Diana Eisman Greenhouse Groundbreaking at Stowe Farm
Did you know that it’s unnecessary, and in many ways detrimental to rake or blow your fall leaves? It can be overwhelming when the trees drop literal tons of these things everywhere all at once, but take a second to read this and learn all the whys and hows to leaving your leaves where they should be left. I hope one of these options sounds interesting to you, and saves you the effort of bagging your leaves to send them away.

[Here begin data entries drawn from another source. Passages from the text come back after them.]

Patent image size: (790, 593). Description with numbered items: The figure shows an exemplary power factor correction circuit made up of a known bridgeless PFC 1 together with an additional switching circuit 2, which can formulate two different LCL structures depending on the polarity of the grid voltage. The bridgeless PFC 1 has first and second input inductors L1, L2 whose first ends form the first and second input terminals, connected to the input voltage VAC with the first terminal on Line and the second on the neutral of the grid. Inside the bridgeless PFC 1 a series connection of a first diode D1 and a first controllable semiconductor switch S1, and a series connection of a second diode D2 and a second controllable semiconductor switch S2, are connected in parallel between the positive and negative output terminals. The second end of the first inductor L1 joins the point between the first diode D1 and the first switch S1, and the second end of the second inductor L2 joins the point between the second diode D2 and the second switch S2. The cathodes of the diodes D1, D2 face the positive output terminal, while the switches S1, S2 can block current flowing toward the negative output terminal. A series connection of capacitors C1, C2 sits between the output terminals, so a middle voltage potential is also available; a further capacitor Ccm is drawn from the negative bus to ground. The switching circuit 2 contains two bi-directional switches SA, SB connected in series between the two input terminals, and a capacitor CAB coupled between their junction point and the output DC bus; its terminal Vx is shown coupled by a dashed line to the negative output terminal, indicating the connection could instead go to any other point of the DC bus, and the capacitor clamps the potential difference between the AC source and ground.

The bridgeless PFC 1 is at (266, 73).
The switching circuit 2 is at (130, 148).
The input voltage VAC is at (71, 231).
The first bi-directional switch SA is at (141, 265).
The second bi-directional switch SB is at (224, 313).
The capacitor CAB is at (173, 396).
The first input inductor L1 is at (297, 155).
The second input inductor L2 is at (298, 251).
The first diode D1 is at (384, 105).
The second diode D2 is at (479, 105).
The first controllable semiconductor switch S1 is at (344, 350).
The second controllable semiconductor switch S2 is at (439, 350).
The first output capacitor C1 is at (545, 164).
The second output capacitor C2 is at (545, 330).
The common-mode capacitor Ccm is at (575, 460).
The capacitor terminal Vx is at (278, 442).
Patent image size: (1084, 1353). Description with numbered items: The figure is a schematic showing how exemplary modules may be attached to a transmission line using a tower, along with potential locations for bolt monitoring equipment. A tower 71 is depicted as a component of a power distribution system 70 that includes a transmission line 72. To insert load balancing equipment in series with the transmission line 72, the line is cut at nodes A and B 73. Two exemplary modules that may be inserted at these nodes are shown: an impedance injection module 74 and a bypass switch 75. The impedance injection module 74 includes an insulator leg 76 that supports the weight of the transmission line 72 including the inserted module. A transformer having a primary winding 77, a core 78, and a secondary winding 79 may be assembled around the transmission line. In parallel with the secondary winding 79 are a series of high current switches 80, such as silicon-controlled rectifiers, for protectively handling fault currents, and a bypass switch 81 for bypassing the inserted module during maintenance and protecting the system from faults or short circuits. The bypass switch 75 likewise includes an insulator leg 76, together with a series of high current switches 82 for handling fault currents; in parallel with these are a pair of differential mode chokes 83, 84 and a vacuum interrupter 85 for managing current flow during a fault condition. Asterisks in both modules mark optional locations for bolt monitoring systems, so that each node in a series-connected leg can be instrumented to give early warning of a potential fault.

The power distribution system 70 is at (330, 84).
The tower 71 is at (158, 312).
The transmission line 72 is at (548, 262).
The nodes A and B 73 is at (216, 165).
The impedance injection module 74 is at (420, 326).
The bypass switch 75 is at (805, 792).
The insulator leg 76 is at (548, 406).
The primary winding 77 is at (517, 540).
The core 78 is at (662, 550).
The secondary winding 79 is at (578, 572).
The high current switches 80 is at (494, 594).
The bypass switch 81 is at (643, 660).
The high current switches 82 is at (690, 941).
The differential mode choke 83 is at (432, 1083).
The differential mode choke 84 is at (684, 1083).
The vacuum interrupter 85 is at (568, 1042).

1. Leaves are AMAZING food for your lawn and garden. Nature is ready to munch all your leaves up. Think about it, if leaves didn’t break down naturally, we’d be buried under 20 ft. of them by now. Each year they drop, and disappear before spring. If you mound leaves under your bushes and trees, and around your perennials, (I recommend between 2-6” deep), they will help control most weeds, keep the roots of your plants warm through the winter, and feed worms and soil microbes who, in turn, aggregate the leaves into your soil. Once the leaves have been taken underground by worms and microbes, they help your soil hold the water and nutrients that keep your plants thriving. On your lawn it is even easier. If you have a light covering of leaves, say 1” or less, just leave them there. The grass will grow up around them, and the microbes and worms will munch them down. If they are deeper, and they are threatening to kill the grass, just run your mower over them to chop them up a bit, and leave them where they are.
2. Leaves are important habitat for a myriad of wildlife. Butterfly, moth and other insect eggs and cocoons are often hiding in fall leaves. When you use your leaf blower or rake to bag the leaves and send them away in bags to the dump, you are likely killing hundreds or thousands of amazing creatures like luna moths and swallowtail butterflies. Birds also rely heavily on the insects and seeds protected by fall leaves as a source of forage through the winter. When your back yard is leaf covered, it is the perfect home to hundreds of species of wildlife.
3. Leaves are an excellent compost ingredient. If you have places where wind naturally blows leaves into deep piles that take forever to break down, take heart! Nature has provided you with a very valuable resource for composting. Leaves can be added to vermicomposting systems as a basic food for worms. Leaves can be moved from places where they pile to be used as mulch, which is a form of composting in place. Finally, they can be added at a rate of approximately 3-1 with nitrogen rich ingredients like food scraps, manure or coffee grounds to make hot compost piles. This compost can feed your garden, your lawn, or your house plants. If you plan strategically, and let your law grow a little extra long for fall, when the leaves fall, you can mow them with a bagging mower, and you will have a perfect mix of green and brown to start a lovely hot compost.
4. Leaves, when mixed with other ingredients such as coffee grounds or sawdust can be used as a substrate to grow delicious edible mushrooms. When the mushrooms have fruited, dump the leftover mycelium and digested leaves into your garden for an awesome, fungal soil food.
5. Leaves make a great bedding for backyard chickens and ducks. If you have a chicken run, dump leaves as deep as you want in there, and your chickens will LOVE you for it. They will hunt and peck for bugs and seeds, consume some of the leaves themselves along with any grass or weeds you raked up with them, and when they make their little chicken deposits, their manure will mix with the leaves to make a perfect compost mix which will feed your roses, onions, melons and other hungry plants.